Did Wanamaker measure the efficacy of his advertising spending over a given period -weekly, quarterly or yearly- in terms of sales in the immediately subsequent period? Or did he also take the brand lift – changes in his brand’s top-of-mind, unaided and aided awareness and share of the consideration set -into account? Wanamaker probably did not. Sales figures are always at hand, and brand lift needs consumer research. And Wanamaker probably had another zinger ready about the cost and efficacy of consumer research.
However, the fact that brand lift is a second-order metric does not detract from its importance. In FMCG categories, brand lift determines a brand’s position and potential shifts in the Markov Chain that determine stable shifts in market share. In categories with longer purchase cycles, low or negative brand lifts in one period could lead to a loss of market share in the next.
In the early days of the Internet and social media, the promise was that marketing would evolve into an interactive one-on-one relationship between brands and their consumers. But then, with the arrival of the third-party cookie, this early promise crumbled.
Digital Marketing evolved into a click-baiting exercise driven by algorithms that stalked people until they could lure them to click. The AIDA (Awareness-Interest-Desire-Action) model at the core of marketing fell by the wayside, along with concern for brand lift and consumer research. Digital marketing aided by third-party cookies continued to thrive and take an increasing share of overall spending as the ROI in immediate sales was directly visible in terms of cost per click and conversions per click and profitable. A digital-age Wanamaker would know which part of his digital campaign generated more clicks and clicks from which source led to better sales.
Big consumer marketing companies that built brands in the mass media era embraced digital marketing while retaining the core principles of marketing.
They encouraged their digital agencies to focus their messaging and targeting on creating positive brand awareness and consideration. In effect, these companies gave equal importance to the impact of a digital message and campaign on those who didn’t click.
Some digital metrics measure brand lift. One such is the number of Google search words containing the brand name measuring against the searches with the category name and searches with competitive brands.
The big established brands also had consumer research that regularly measured brand lift.
The digital era has seen the emergence of digital-native or digital-first brands. For these brands, digital was their raison d’etre. It was digital that allowed them to be as small or niche a market; it was digital that allowed them to bootstrap; it was digital that allowed them to experiment and evolve.
Many of these digital brands fell by the wayside. Others were like meteors, burning bright and then fading away. Quite a few lasted long enough to ask questions like where to go from here – when they start pondering growth beyond the next quarter, brand loyalty, brand equity, etc. Now, is when some of them turn to digital metrics that measure such things and even consumer research. Some of them, I can attest, take to the fundamentals of old-fashioned marketing with a vengeance.

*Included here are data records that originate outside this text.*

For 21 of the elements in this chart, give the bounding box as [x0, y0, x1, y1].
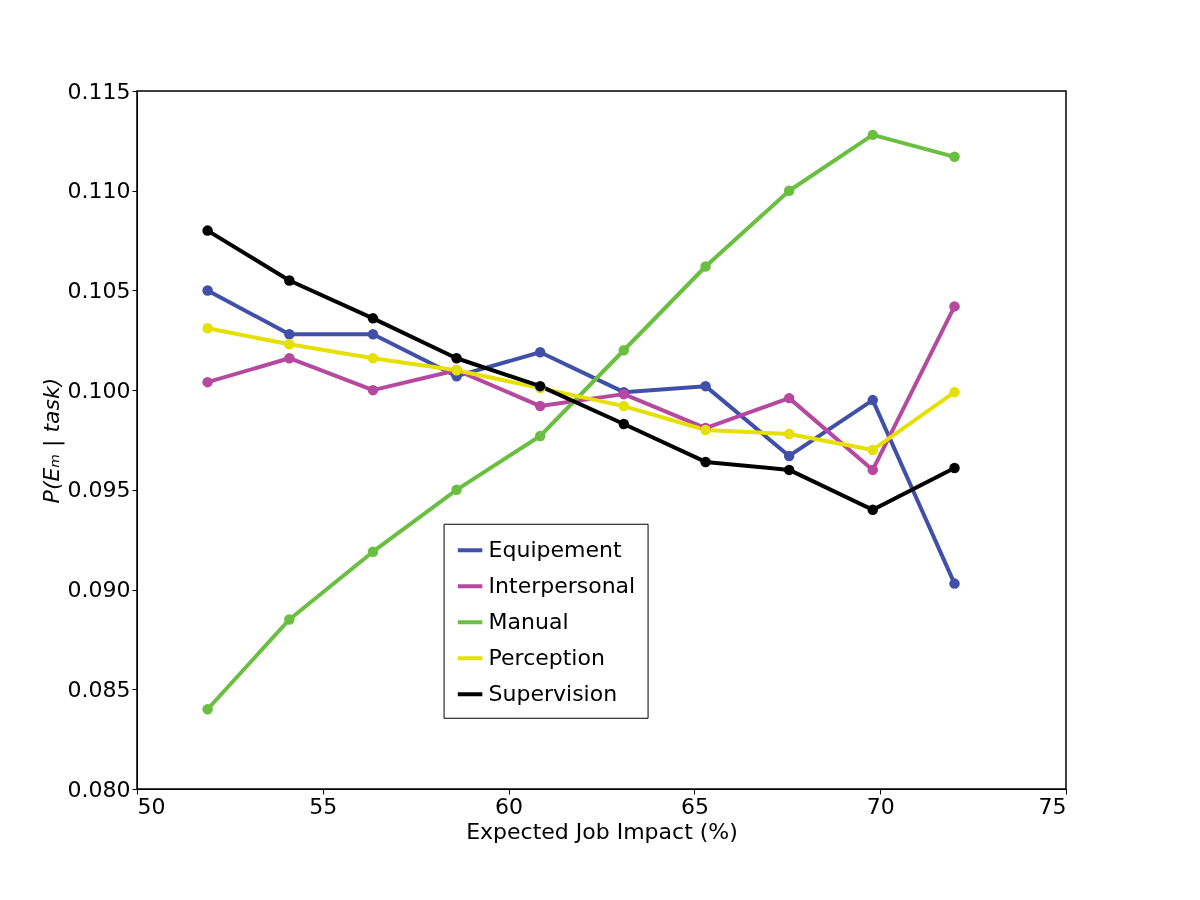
x-axis-title: Expected Job Impact (%)	[466, 818, 738, 844]
legend-label: Supervision	[488, 681, 618, 707]
y-tick-label: 0.115	[67, 78, 131, 104]
x-tick-label: 75	[1038, 793, 1067, 819]
y-tick-label: 0.090	[67, 577, 131, 603]
legend-label: Manual	[488, 609, 569, 635]
legend-label: Perception	[488, 645, 605, 671]
x-tick-label: 60	[495, 793, 524, 819]
x-tick-label: 55	[309, 793, 338, 819]
x-tick-label: 65	[680, 793, 709, 819]
x-tick-label: 50	[137, 793, 166, 819]
y-tick-label: 0.085	[67, 676, 131, 702]
x-tick-label: 70	[866, 793, 895, 819]
legend-label: Interpersonal	[488, 573, 636, 599]
y-tick-label: 0.080	[67, 776, 131, 802]
legend-label: Equipement	[488, 537, 622, 563]
y-tick-label: 0.095	[67, 477, 131, 503]
y-tick-label: 0.105	[67, 277, 131, 303]
y-tick-label: 0.100	[67, 377, 131, 403]
y-axis-title: P(Eₘ | task)	[38, 377, 65, 504]
y-tick-label: 0.110	[67, 178, 131, 204]
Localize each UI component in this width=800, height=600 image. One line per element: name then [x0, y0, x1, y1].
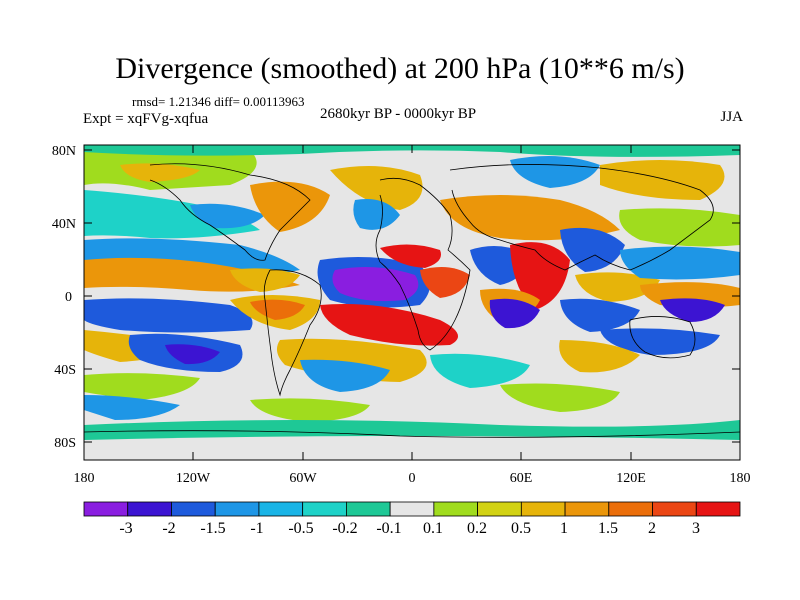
coastline-north-america	[149, 163, 311, 261]
contour-region	[120, 163, 200, 182]
contour-region	[320, 304, 458, 346]
contour-region	[660, 298, 725, 322]
coastlines	[84, 163, 740, 438]
figure-title: Divergence (smoothed) at 200 hPa (10**6 …	[115, 52, 685, 85]
contour-region	[559, 340, 640, 373]
contour-region	[250, 299, 305, 320]
colorbar-box	[345, 501, 391, 517]
colorbar-label: -0.5	[288, 520, 313, 537]
colorbar-labels: -3 -2 -1.5 -1 -0.5 -0.2 -0.1 0.1 0.2 0.5…	[119, 520, 700, 537]
contour-region	[230, 268, 300, 292]
contour-region	[84, 145, 740, 157]
contour-region	[330, 166, 423, 210]
x-tick-label: 120W	[176, 471, 211, 486]
colorbar-label: -1.5	[200, 520, 225, 537]
experiment-label: Expt = xqFVg-xqfua	[83, 111, 209, 127]
x-tick-label: 120E	[616, 471, 646, 486]
colorbar-label: -0.2	[332, 520, 357, 537]
contour-region	[619, 208, 740, 247]
colorbar-label: -2	[162, 520, 175, 537]
x-tick-label: 0	[409, 471, 416, 486]
colorbar-label: 2	[648, 520, 656, 537]
colorbar-label: 0.1	[423, 520, 443, 537]
colorbar-label: 1	[560, 520, 568, 537]
colorbar-box	[477, 501, 522, 517]
coastline-australia	[629, 316, 696, 359]
colorbar-label: -3	[119, 520, 132, 537]
colorbar-boxes	[83, 501, 741, 517]
contour-region	[420, 266, 470, 298]
colorbar-box	[520, 501, 566, 517]
coastline-antarctica	[84, 430, 740, 438]
y-tick-label: 40S	[54, 363, 76, 378]
contour-region	[84, 436, 740, 460]
colorbar-box	[302, 501, 347, 517]
contour-region	[165, 344, 220, 365]
x-tick-label: 60W	[289, 471, 317, 486]
colorbar-label: -1	[250, 520, 263, 537]
y-axis: 80N 40N 0 40S 80S	[52, 144, 740, 451]
y-tick-label: 80S	[54, 436, 76, 451]
colorbar-box	[214, 501, 260, 517]
contour-region	[560, 227, 625, 272]
colorbar-box	[171, 501, 216, 517]
contour-region	[430, 353, 530, 388]
colorbar-box	[608, 501, 653, 517]
coastline-south-america	[263, 269, 322, 397]
colorbar-box	[433, 501, 479, 517]
contour-region	[600, 328, 720, 355]
coastline-africa-europe	[375, 177, 471, 351]
contour-region	[620, 246, 740, 280]
contour-region	[250, 398, 370, 422]
colorbar-box	[652, 501, 697, 517]
contour-region	[84, 373, 200, 400]
x-axis: 180 120W 60W 0 60E 120E 180	[74, 145, 751, 486]
contour-region	[560, 298, 640, 332]
colorbar-label: 3	[692, 520, 700, 537]
contour-region	[489, 298, 540, 329]
contour-region	[84, 298, 253, 333]
colorbar-box	[127, 501, 172, 517]
colorbar-label: 0.2	[467, 520, 487, 537]
colorbar-box	[83, 501, 129, 517]
y-tick-label: 0	[65, 290, 72, 305]
y-tick-label: 80N	[52, 144, 76, 159]
contour-region	[500, 383, 620, 412]
contour-field	[84, 145, 740, 460]
colorbar: -3 -2 -1.5 -1 -0.5 -0.2 -0.1 0.1 0.2 0.5…	[83, 501, 741, 537]
contour-region	[84, 395, 180, 420]
colorbar-box	[695, 501, 741, 517]
season-label: JJA	[720, 109, 743, 125]
period-label: 2680kyr BP - 0000kyr BP	[320, 106, 477, 122]
contour-region	[332, 266, 419, 302]
contour-region	[575, 272, 660, 302]
x-tick-label: 60E	[510, 471, 533, 486]
contour-region	[510, 156, 600, 188]
contour-region	[300, 359, 390, 392]
colorbar-label: 0.5	[511, 520, 531, 537]
coastline-asia	[449, 164, 714, 271]
x-tick-label: 180	[74, 471, 95, 486]
x-tick-label: 180	[730, 471, 751, 486]
contour-region	[600, 160, 725, 200]
contour-region	[190, 203, 265, 229]
colorbar-label: -0.1	[376, 520, 401, 537]
contour-region	[353, 199, 400, 230]
colorbar-box	[389, 501, 435, 517]
stats-line: rmsd= 1.21346 diff= 0.00113963	[132, 94, 305, 109]
contour-region	[250, 181, 330, 232]
colorbar-label: 1.5	[598, 520, 618, 537]
colorbar-box	[258, 501, 304, 517]
colorbar-box	[564, 501, 610, 517]
contour-region	[380, 244, 441, 268]
y-tick-label: 40N	[52, 217, 76, 232]
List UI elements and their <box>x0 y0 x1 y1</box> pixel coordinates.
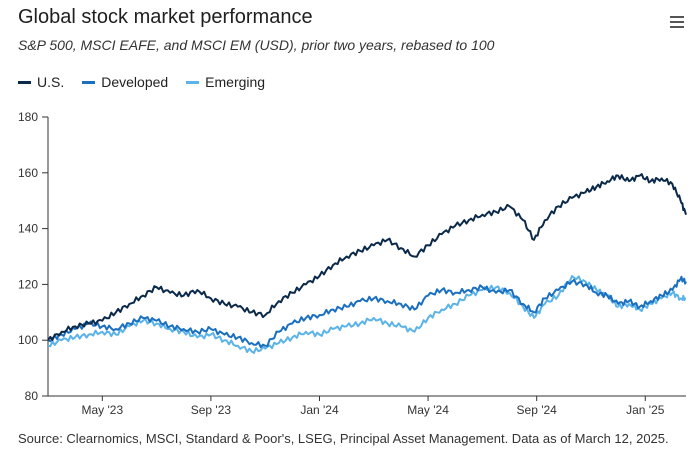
chart-title: Global stock market performance <box>18 6 313 28</box>
legend-swatch-developed <box>82 80 96 84</box>
line-chart: 80 100 120 140 160 180 May '23 Sep '23 Jan '24 Ma… <box>18 110 687 417</box>
series-line-us <box>47 173 687 341</box>
y-tick-label-140: 140 <box>18 222 38 236</box>
x-tick-label-4: Sep '24 <box>517 403 558 417</box>
x-tick-label-0: May '23 <box>81 403 123 417</box>
legend-item-emerging[interactable]: Emerging <box>186 74 265 90</box>
series-line-emerging <box>47 275 687 354</box>
x-tick-label-3: May '24 <box>407 403 449 417</box>
y-tick-label-160: 160 <box>18 166 38 180</box>
legend-item-developed[interactable]: Developed <box>82 74 168 90</box>
y-tick-label-100: 100 <box>18 333 38 347</box>
chart-subtitle: S&P 500, MSCI EAFE, and MSCI EM (USD), p… <box>18 37 495 53</box>
y-tick-label-120: 120 <box>18 277 38 291</box>
x-tick-label-5: Jan '25 <box>626 403 665 417</box>
legend-swatch-us <box>18 80 31 84</box>
chart-legend: U.S. Developed Emerging <box>18 74 265 90</box>
legend-label-developed: Developed <box>101 74 169 90</box>
y-tick-label-80: 80 <box>25 389 39 403</box>
legend-label-us: U.S. <box>37 74 65 90</box>
y-tick-label-180: 180 <box>18 110 38 124</box>
hamburger-menu-icon[interactable] <box>670 16 684 31</box>
legend-label-emerging: Emerging <box>205 74 266 90</box>
series-line-developed <box>47 275 687 349</box>
x-tick-label-2: Jan '24 <box>300 403 339 417</box>
source-note: Source: Clearnomics, MSCI, Standard & Po… <box>18 431 669 446</box>
legend-item-us[interactable]: U.S. <box>18 74 64 90</box>
x-tick-label-1: Sep '23 <box>191 403 232 417</box>
legend-swatch-emerging <box>186 80 200 84</box>
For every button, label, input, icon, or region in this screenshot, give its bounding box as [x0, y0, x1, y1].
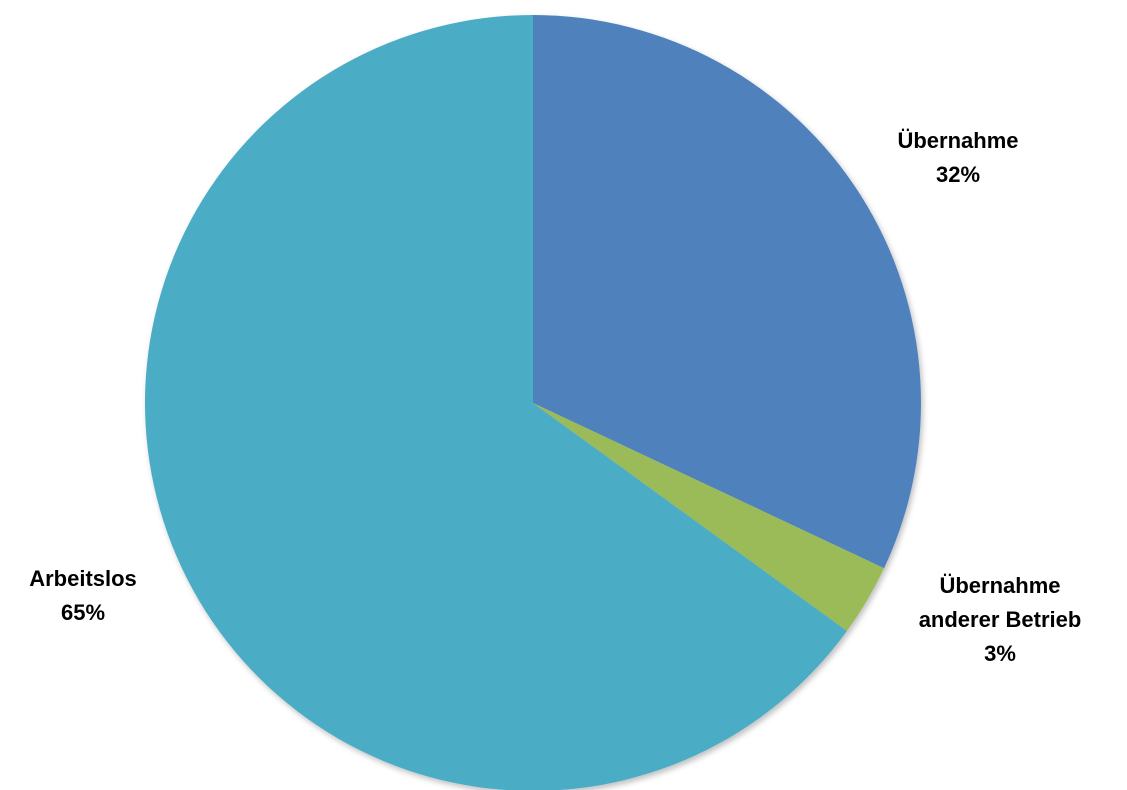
- data-label-arbeitslos: Arbeitslos 65%: [29, 566, 137, 625]
- pie-slice-uebernahme: [533, 15, 921, 569]
- data-label-line: 65%: [61, 600, 105, 625]
- data-label-line: Arbeitslos: [29, 566, 137, 591]
- data-label-line: 32%: [936, 162, 980, 187]
- pie-labels: Übernahme 32% Übernahme anderer Betrieb 3% Ar…: [29, 128, 1081, 666]
- pie-slice-arbeitslos: [145, 15, 847, 790]
- data-label-line: Übernahme: [939, 573, 1060, 598]
- data-label-line: Übernahme: [897, 128, 1018, 153]
- data-label-line: 3%: [984, 641, 1016, 666]
- data-label-uebernahme: Übernahme 32%: [897, 128, 1018, 187]
- data-label-uebernahme-anderer-betrieb: Übernahme anderer Betrieb 3%: [919, 573, 1082, 666]
- data-label-line: anderer Betrieb: [919, 607, 1082, 632]
- pie-slices: [145, 15, 921, 790]
- pie-slice-uebernahme-anderer-betrieb: [533, 403, 885, 632]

Though I am still waiting to see concrete data in this regard, the general sense is that digital marketing ROIs are beginning to fall. If true, the reasons are two-fold – the ongoing abolition of third-party cookies and increasing digital clutter.
As a result, even new digital-first brands are beginning to evaluate their digital campaigns the old-fashioned way – giving importance to immediate sales and brand lift, leading to adtech and consumer research innovation.
Tech start-ups offer SAAS solutions to marketers, and agencies are emerging, which enables them to fine-tune their campaigns to optimise between brand lift and sales. Some of these solutions sit atop the Demand Side Platforms (DSPs) within the programmatic buying ecosystem.
In digital messaging, content marketing has become a core part of the digital communication strategy besides messaging that drives clicks and sales.
Will the emergence of AI in marketing accelerate this brand-building trend in digital marketing? Or will it result in a virulent reversal to the click-bait era aided by the superior pattern-recognition ability of Machine Learning? On the other hand, AI may give rise to an entirely new marketing era, an era in which the AI avatar of a brand markets directly to the AI avatar of a consumer, fulfilling, in a way, the initial promise of the digital area – one-to-one AI-to-AI marketing! I wrote about such a situation in a blog post in February 2022 -“The Post-Digital Age and the Coming of Concierge Intelligence.” We live in interesting times.